За что мне всех их жаль, я не знаю. Возможно, потому что соседние дворы маленькие и узенькие, с семнадцатиэтажными монстрами. Там никто не сидит на лавочках, не курит и не играет в шахматы и домино, там никому не придет в голову развешивать белье на турнике.
Мне кажется, еще немного – и мой двор вымрет и его разнесут по кусочкам. Какие-нибудь телевизионные зомби и вурдалаки займут все это тихое пространство и тысячи клыкастых автомобилей, капая бензиновой слюной, втопчут его в асфальт.
В последнее время я слился с пространством. Купил широченные штаны-хаки на веревочке, резиновые вьетнамские шлепанцы, футболку с дырочками в подмышках и бейсболку «Ну, погоди!». Не бреюсь в пятницу и субботу.
В таком виде я могу часами читать в сквере белиберду, являясь незаметной частичкой социума, ни у кого не возникает желания подсесть ко мне, чтобы завести разговоры о тайнах Вселенной.
Иногда я откладываю белиберду в сторону и с тоской оглядываюсь по сторонам: не идет ли кто-нибудь ко мне. Но двор безмолвствует, все происходит незаметно и по плану, словно меня нет, словно я просто маленькая незаметная молчаливая пылинка моего двора.
В квартире напротив моей живет огромный двухметровый ковщик Павел с кулаками размером с узбекскую дыню и широкими плечами.

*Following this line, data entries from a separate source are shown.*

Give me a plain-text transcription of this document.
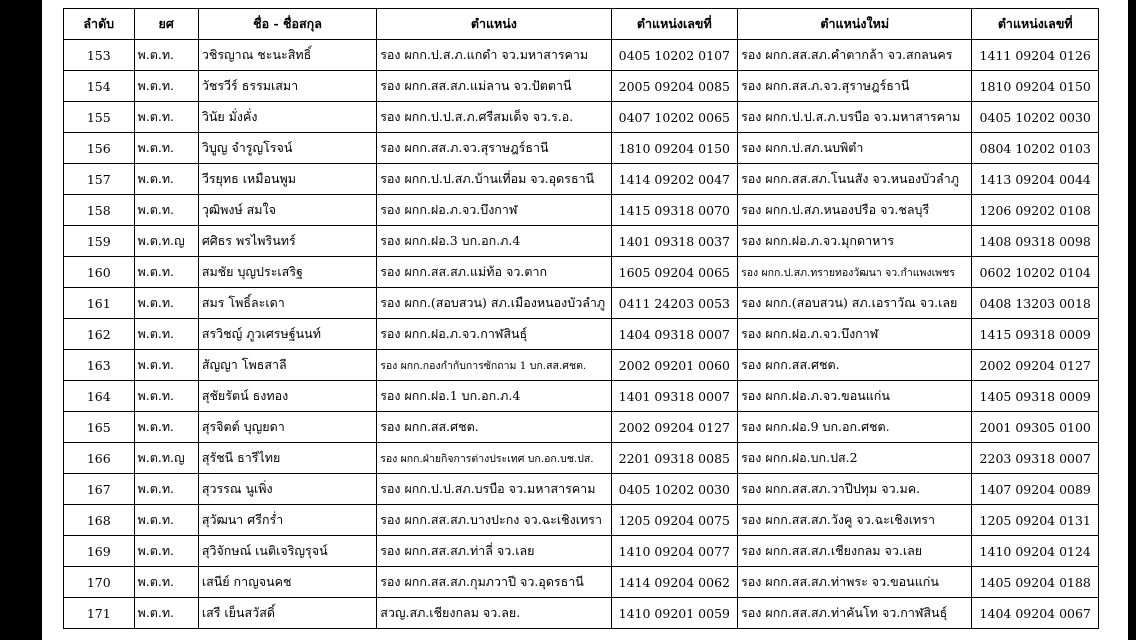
ลำดับ	ยศ	ชื่อ - ชื่อสกุล	ตำแหน่ง	ตำแหน่งเลขที่	ตำแหน่งใหม่	ตำแหน่งเลขที่
153	พ.ต.ท.	วชิรญาณ ชะนะสิทธิ์	รอง ผกก.ป.ส.ภ.แกดำ จว.มหาสารคาม	0405 10202 0107	รอง ผกก.สส.สภ.คำตากล้า จว.สกลนคร	1411 09204 0126
154	พ.ต.ท.	วัชรวีร์ ธรรมเสมา	รอง ผกก.สส.สภ.แม่ลาน จว.ปัตตานี	2005 09204 0085	รอง ผกก.สส.ภ.จว.สุราษฎร์ธานี	1810 09204 0150
155	พ.ต.ท.	วินัย มั่งคั่ง	รอง ผกก.ป.ป.ส.ภ.ศรีสมเด็จ จว.ร.อ.	0407 10202 0065	รอง ผกก.ป.ป.ส.ภ.บรบือ จว.มหาสารคาม	0405 10202 0030
156	พ.ต.ท.	วิบูญ จำรูญโรจน์	รอง ผกก.สส.ภ.จว.สุราษฎร์ธานี	1810 09204 0150	รอง ผกก.ป.สภ.นบพิตำ	0804 10202 0103
157	พ.ต.ท.	วีรยุทธ เหมือนพูม	รอง ผกก.ป.ป.สภ.บ้านเที่อม จว.อุดรธานี	1414 09202 0047	รอง ผกก.สส.สภ.โนนสัง จว.หนองบัวลำภู	1413 09204 0044
158	พ.ต.ท.	วุฒิพงษ์ สมใจ	รอง ผกก.ฝอ.ภ.จว.บึงกาฬ	1415 09318 0070	รอง ผกก.ป.สภ.หนองปรือ จว.ชลบุรี	1206 09202 0108
159	พ.ต.ท.ญ	ศศิธร พรไพรินทร์	รอง ผกก.ฝอ.3 บก.อก.ภ.4	1401 09318 0037	รอง ผกก.ฝอ.ภ.จว.มุกดาหาร	1408 09318 0098
160	พ.ต.ท.	สมชัย บุญประเสริฐ	รอง ผกก.สส.สภ.แม่ท้อ จว.ตาก	1605 09204 0065	รอง ผกก.ป.สภ.ทรายทองวัฒนา จว.กำแพงเพชร	0602 10202 0104
161	พ.ต.ท.	สมร โพธิ์ละเดา	รอง ผกก.(สอบสวน) สภ.เมืองหนองบัวลำภู	0411 24203 0053	รอง ผกก.(สอบสวน) สภ.เอราวัณ จว.เลย	0408 13203 0018
162	พ.ต.ท.	สรวิชญ์ ภูวเศรษฐ์นนท์	รอง ผกก.ฝอ.ภ.จว.กาฬสินธุ์	1404 09318 0007	รอง ผกก.ฝอ.ภ.จว.บึงกาฬ	1415 09318 0009
163	พ.ต.ท.	สัญญา โพธสาลี	รอง ผกก.กองกำกับการซักถาม 1 บก.สส.ศชต.	2002 09201 0060	รอง ผกก.สส.ศชต.	2002 09204 0127
164	พ.ต.ท.	สุชัยรัตน์ ธงทอง	รอง ผกก.ฝอ.1 บก.อก.ภ.4	1401 09318 0007	รอง ผกก.ฝอ.ภ.จว.ขอนแก่น	1405 09318 0009
165	พ.ต.ท.	สุรจิตต์ บุญยดา	รอง ผกก.สส.ศชต.	2002 09204 0127	รอง ผกก.ฝอ.9 บก.อก.ศชต.	2001 09305 0100
166	พ.ต.ท.ญ	สุรัชนี ธารีไทย	รอง ผกก.ฝ่ายกิจการต่างประเทศ บก.อก.บช.ปส.	2201 09318 0085	รอง ผกก.ฝอ.บก.ปส.2	2203 09318 0007
167	พ.ต.ท.	สุวรรณ นูเพิ่ง	รอง ผกก.ป.ป.สภ.บรบือ จว.มหาสารคาม	0405 10202 0030	รอง ผกก.สส.สภ.วาปีปทุม จว.มค.	1407 09204 0089
168	พ.ต.ท.	สุวัฒนา ศรีกร่ำ	รอง ผกก.สส.สภ.บางปะกง จว.ฉะเชิงเทรา	1205 09204 0075	รอง ผกก.สส.สภ.วังคู จว.ฉะเชิงเทรา	1205 09204 0131
169	พ.ต.ท.	สุวิจักษณ์ เนติเจริญรุจน์	รอง ผกก.สส.สภ.ท่าลี่ จว.เลย	1410 09204 0077	รอง ผกก.สส.สภ.เชียงกลม จว.เลย	1410 09204 0124
170	พ.ต.ท.	เสนีย์ กาญจนคช	รอง ผกก.สส.สภ.กุมภวาปี จว.อุดรธานี	1414 09204 0062	รอง ผกก.สส.สภ.ท่าพระ จว.ขอนแก่น	1405 09204 0188
171	พ.ต.ท.	เสรี เย็นสวัสดิ์	สวญ.สภ.เชียงกลม จว.ลย.	1410 09201 0059	รอง ผกก.สส.สภ.ท่าคันโท จว.กาฬสินธุ์	1404 09204 0067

Если бы он захотел, то мог бы поднять меня до потолка, но мы просто курим.
Зимой, когда мороз доходит до двадцати градусов и в нашем дворе отсидевшая восемь лет дворничиха Любовь Платоновна заливает из гибкого резинового шланга детям хоккейную площадку, мы стоим в пролете первого этажа и, попыхивая заграничными сигаретами, ругаем власть.

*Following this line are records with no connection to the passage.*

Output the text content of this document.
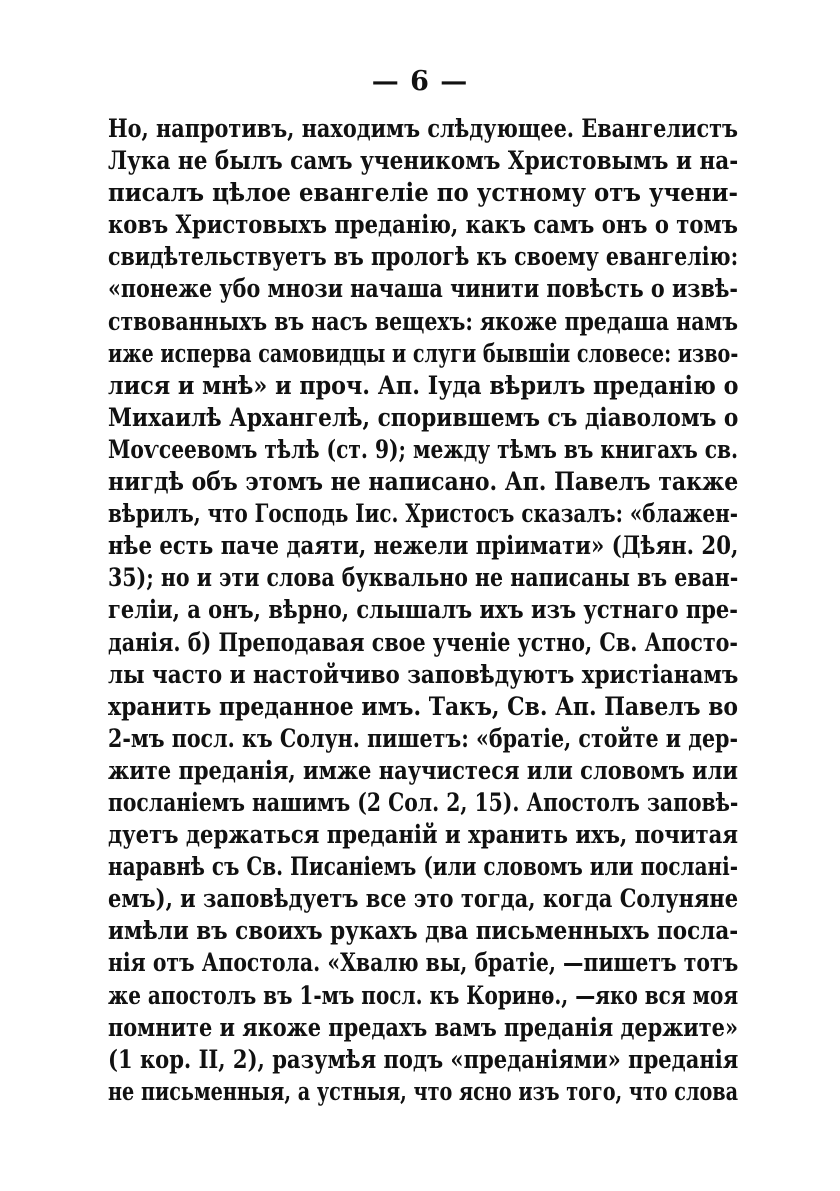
— 6 —
Но, напротивъ, находимъ слѣдующее. Евангелистъ
Лука не былъ самъ ученикомъ Христовымъ и на-
писалъ цѣлое евангеліе по устному отъ учени-
ковъ Христовыхъ преданію, какъ самъ онъ о томъ
свидѣтельствуетъ въ прологѣ къ своему евангелію:
«понеже убо мнози начаша чинити повѣсть о извѣ-
ствованныхъ въ насъ вещехъ: якоже предаша намъ
иже исперва самовидцы и слуги бывшіи словесе: изво-
лися и мнѣ» и проч. Ап. Іуда вѣрилъ преданію о
Михаилѣ Архангелѣ, спорившемъ съ діаволомъ о
Моѵсеевомъ тѣлѣ (ст. 9); между тѣмъ въ книгахъ св.
нигдѣ объ этомъ не написано. Ап. Павелъ также
вѣрилъ, что Господь Іис. Христосъ сказалъ: «блажен-
нѣе есть паче даяти, нежели пріимати» (Дѣян. 20,
35); но и эти слова буквально не написаны въ еван-
геліи, а онъ, вѣрно, слышалъ ихъ изъ устнаго пре-
данія. б) Преподавая свое ученіе устно, Св. Апосто-
лы часто и настойчиво заповѣдуютъ христіанамъ
хранить преданное имъ. Такъ, Св. Ап. Павелъ во
2-мъ посл. къ Солун. пишетъ: «братіе, стойте и дер-
жите преданія, имже научистеся или словомъ или
посланіемъ нашимъ (2 Сол. 2, 15). Апостолъ заповѣ-
дуетъ держаться преданій и хранить ихъ, почитая
наравнѣ съ Св. Писаніемъ (или словомъ или послані-
емъ), и заповѣдуетъ все это тогда, когда Солуняне
имѣли въ своихъ рукахъ два письменныхъ посла-
нія отъ Апостола. «Хвалю вы, братіе, —пишетъ тотъ
же апостолъ въ 1-мъ посл. къ Коринѳ., —яко вся моя
помните и якоже предахъ вамъ преданія держите»
(1 кор. II, 2), разумѣя подъ «преданіями» преданія
не письменныя, а устныя, что ясно изъ того, что слова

Ругаем мы вяло, потому что в принципе как-то обширно нам ругать мэра не за что: рынки Собянин закрыл не все, вместо маршруток за деньги пустил синие «газики» по метрошным талонам, а абхазский ларек с овощами и фруктами остался.
Павел делает решетки, оградки, ворота, ножички и просто кует в свое удовольствие художественные ценности: розочки, олешков, всякую мелкую красоту. Клипы с его работами можно увидеть на «Ютубе».
Он выковал решетки всему дому, а на свои окна первого этажа не навесил, и его ограбили ловкие заезжие гастролеры из Подмосковья.
Пришедший участковый Александр Петрович, с которым мы ходили в одну школу, только покачал головой и как-то по-детски виновато улыбнулся, развел руки и произнес: «В сберкассе снимал? Стучат там, стучат».